このドラマに対する 私の思い入れとは 脚本家:野沢尚の最後の作品 だからだ。
で、実は このドラマの原作は購入してあるのだが、まだ未読なのでTVドラマに限った話をすれば 正直言って、このドラマの全編を見終えた時 ツッコミどころというか、不自然な設定や展開がいくつかある。
でも、このドラマは とても高いクォリティな作品であると私は感じている。
おそらく、このドラマを見た人は 主役である役所や妻夫木の演技ばかりに注目がいき、その秀逸さを誉めるだろう。
私も こと妻夫木に関しては、当時(今もそうだが) 彼の演じる役柄の中では特殊な部類であり、それを実に巧く演じていると思う。

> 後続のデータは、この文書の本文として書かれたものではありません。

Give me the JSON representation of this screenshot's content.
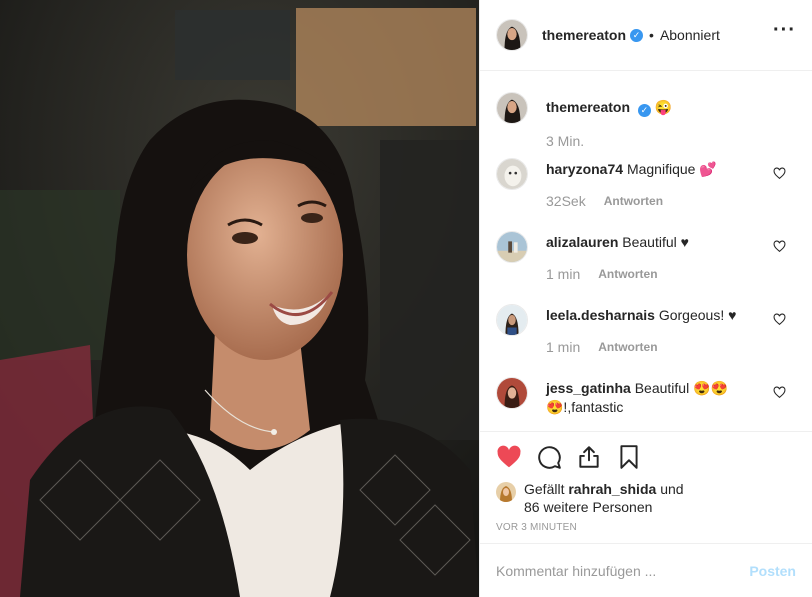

で、役所に関して言えば たしかに巧いとは思うけど、この彼の役柄は彼にとって目新しいものでは無く、言ってしまえば巧くて当たり前、もっと言えば 巧いんだけど、彼の芝居はいつも どこかに舞台演劇の様な台詞回しが出てしまい そこが欠点で鼻につく時がある。^^;
が、そんな事は どうでも良い。^^
まず、述べたい事は「さすが、野沢尚の脚本だな」という事。
結局、最後まで引っ張られ 見終えた後に残ったのは満足感なのだが、そこに至る過程の中には
「真木よう子」の演技が実に良かったからなのは言うまでも無いが、なんて言うか
「くわぁ… そう来たかぁ…」
と、唸らされるに至るまでの ストーリーのテンポが実に良い。
だから、と言うわけでは無いけれど、本当に惜しいなぁ…
もっと、新たな野沢作品を楽しみたかったなぁ
あらためて、そう思った次第だ。
ところで、このドラマ内に登場する
「内野聖陽」という俳優の演技が実に渋い。